The Trump family separation policy was implemented without planning or notice to officials who could have planned for it
The GAO found:
Department of Homeland Security (DHS) and Department of Health and Human Services (HHS) officials we interviewed said the agencies did not plan for the potential increase in the number of children separated from their parent or legal guardian as a result of the Attorney General’s April 2018 “zero tolerance” memo.
The HHS IG found:
HHS faced significant challenges in identifying separated children, including the lack of an existing, integrated data system to track separated families across HHS and DHS and the complexity of determining which children should be considered separated. Owing to these and other difficulties, additional children of Ms. L v. ICE class members were still being identified more than five months after the original court order to do so.
Basic principles of good governance require that before a major new policy is implemented, especially one involving the health and welfare of children, serious plans should be prepared for implementation and consequences of the policy.
- Did anyone in the Trump administration make any plans to minimize the harm of family separation, including through training of officers engaged in the separation and temporary care of children in CBP custody, how to address serious health and mental concerns of separated children and parents, how to keep parents and children in communication with each other, and any other plans?
DHS and HHS did not have systems to track separated families before the “zero tolerance” memo was implemented and still do not have effective tracking systems
According to both the GAO and the HHS IG, DHS and HHS lacked integrated systems to track separated families. Therefore, HHS was often unaware that a child in their custody was separated from a parent and parents often spent weeks and sometimes months searching for their child. Furthermore, both the GAO and HHS IG noted that although some fixes have been implemented, many challenges remain.
- What were the challenges that DHS, HHS, and families faced in remaining in communication due to failures to appropriately track families?
- Were there any systems in place to track families when the policy was first implemented?

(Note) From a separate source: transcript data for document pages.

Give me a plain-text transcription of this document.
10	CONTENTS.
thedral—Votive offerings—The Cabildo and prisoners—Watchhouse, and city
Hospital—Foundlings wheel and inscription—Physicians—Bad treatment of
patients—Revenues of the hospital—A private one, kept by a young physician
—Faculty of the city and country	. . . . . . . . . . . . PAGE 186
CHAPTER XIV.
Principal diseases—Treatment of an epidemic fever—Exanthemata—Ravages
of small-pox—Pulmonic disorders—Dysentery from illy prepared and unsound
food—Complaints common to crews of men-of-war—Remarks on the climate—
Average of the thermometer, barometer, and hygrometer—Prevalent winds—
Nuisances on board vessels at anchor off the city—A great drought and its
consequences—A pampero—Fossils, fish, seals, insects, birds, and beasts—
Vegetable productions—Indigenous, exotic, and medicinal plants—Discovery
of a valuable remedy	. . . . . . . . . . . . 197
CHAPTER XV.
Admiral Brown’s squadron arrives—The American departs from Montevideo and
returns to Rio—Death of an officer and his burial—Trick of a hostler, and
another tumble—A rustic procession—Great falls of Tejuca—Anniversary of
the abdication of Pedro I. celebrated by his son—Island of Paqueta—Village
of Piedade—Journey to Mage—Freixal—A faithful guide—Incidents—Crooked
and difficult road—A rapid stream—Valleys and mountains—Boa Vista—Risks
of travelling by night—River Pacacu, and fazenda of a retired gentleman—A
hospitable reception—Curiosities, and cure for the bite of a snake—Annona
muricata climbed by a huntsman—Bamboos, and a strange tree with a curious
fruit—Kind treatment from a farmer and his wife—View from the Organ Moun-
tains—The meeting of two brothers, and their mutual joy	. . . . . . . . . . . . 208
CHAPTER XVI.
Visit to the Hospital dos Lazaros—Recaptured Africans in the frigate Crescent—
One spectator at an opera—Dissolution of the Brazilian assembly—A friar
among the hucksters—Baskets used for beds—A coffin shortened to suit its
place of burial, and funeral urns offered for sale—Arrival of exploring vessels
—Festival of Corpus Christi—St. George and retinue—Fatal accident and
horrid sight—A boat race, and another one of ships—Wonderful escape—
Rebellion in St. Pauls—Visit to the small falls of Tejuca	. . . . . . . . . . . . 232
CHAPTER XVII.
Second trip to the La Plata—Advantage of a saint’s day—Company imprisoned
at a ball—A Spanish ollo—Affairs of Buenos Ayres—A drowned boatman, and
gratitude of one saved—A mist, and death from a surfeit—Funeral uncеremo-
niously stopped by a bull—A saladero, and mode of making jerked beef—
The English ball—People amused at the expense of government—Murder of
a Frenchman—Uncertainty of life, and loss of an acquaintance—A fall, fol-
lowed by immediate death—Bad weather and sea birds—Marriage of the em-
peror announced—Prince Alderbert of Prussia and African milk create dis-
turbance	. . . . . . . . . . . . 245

- Have any fixes been made and what challenges remain? How will those challenges be addressed?
Unnecessary family separations continue today under dubious standards and with limited information flowing from DHS to HHS, who is entrusted with the care of separated children
According to the HHS IG, ORR received “at least 118 children separated by DHS…from July 1 through November 7, 2018” after the Trump family separation policy supposedly ended. They noted that from a child welfare perspective, some of the separations may not be justified. The HHS IG report found:
When a proposed sponsor (including a parent) has a criminal history, ORR policy is to evaluate the severity and type of crime and the length of time that has passed since the criminal act, along with any mitigating factors. ORR officials and staff noted that from a child welfare perspective, not all criminal history rises to a level that would preclude a child from being placed with his or her parent.
Furthermore, the HHS IG found that HHS often receives these separated children with little information on the reason for separation, impeding the ability for HHS “to determine the appropriate placement for a child….ORR officials stated that when DHS provided insufficiently detailed explanations for a child’s separation, ORR staff would contact DHS for followup information…[but] DHS did not always respond….”
- What standards and protocols are used when children are separated from parents?
- Were child welfare and family law experts consulted when those standards and protocols were developed?
- Is there a process for parents to appeal separation decisions that may not be justified?